Carl Henry responded to this impasse by maintaining that "evangelical theology must deal with the biblical data, which seems to indicate a Kingdom that has already been inaugurated and yet awaits a future consummation. 'No study of the kingdom teaching of Jesus is adequate unless it recognizes His implication both that the kingdom is here and that is not here'" (p. 30). Thus, Henry "combined the 'already' kingdom emphasis of the covenant theologians with the 'not yet' kingdom expectancy of the dispensationalists, all within an explicit appeal to the kind of inaugurated eschatological framework already being discussed within New Testament theology by biblical scholars such as Oscar Cullman" (p. 31). "Inaugurated eschatology," by the way, is just a fancy way of referring to the way in which things generally considered to be "not yet" (eschatology=last things) have been begun in the present (inaugurated).

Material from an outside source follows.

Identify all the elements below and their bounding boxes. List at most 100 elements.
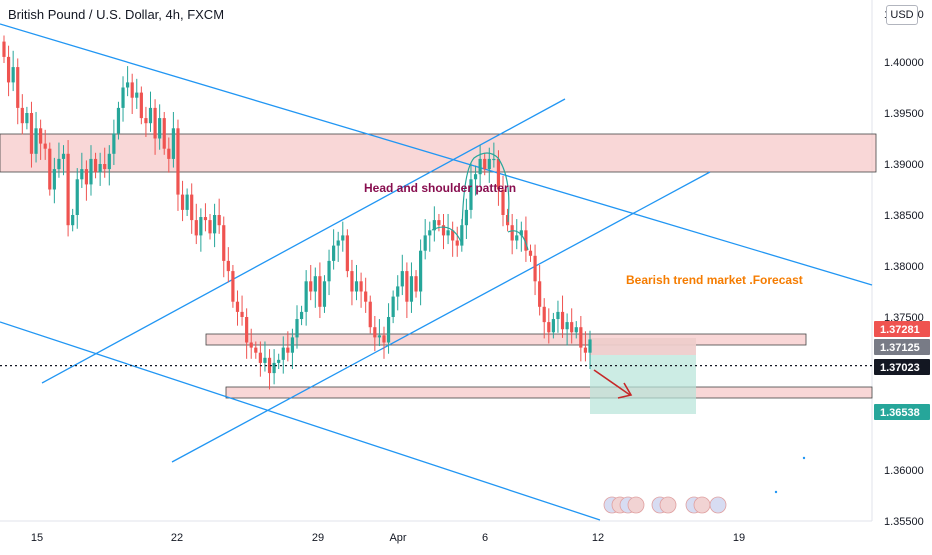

Carl Henry did much of his thinking and writing in conversation with another great evangelical scholar of the mid-twentieth century, George Ladd. Here's how Ladd began to put it all together, according to Moore:
Against the debates between the dispensationalists and covenantalists on whether the reign of Christ was best understood as present within the life of the church or the heart of the believer, or future in the millennial Kingdom from a restored Davidic throne, Ladd posited his proposal: the Kingdom has arrived "already" in the person of Jesus and awaits a "not yet" consummation in the millennial Kingdom and in the eternal state. For Ladd, this understanding represented more than just a mediating approach between dispensationalism and covenantal amillennialism. It represented instead an attempt to forge a full-fledged evangelical theology of the Kingdom.This "already" and "not yet" (inaugurated eschatological) approach has huge implications for how we understand what Christ has already accomplished, how he will finish what he has begun, and how we are to live our lives in the meantime. But all that will have to wait for future posts.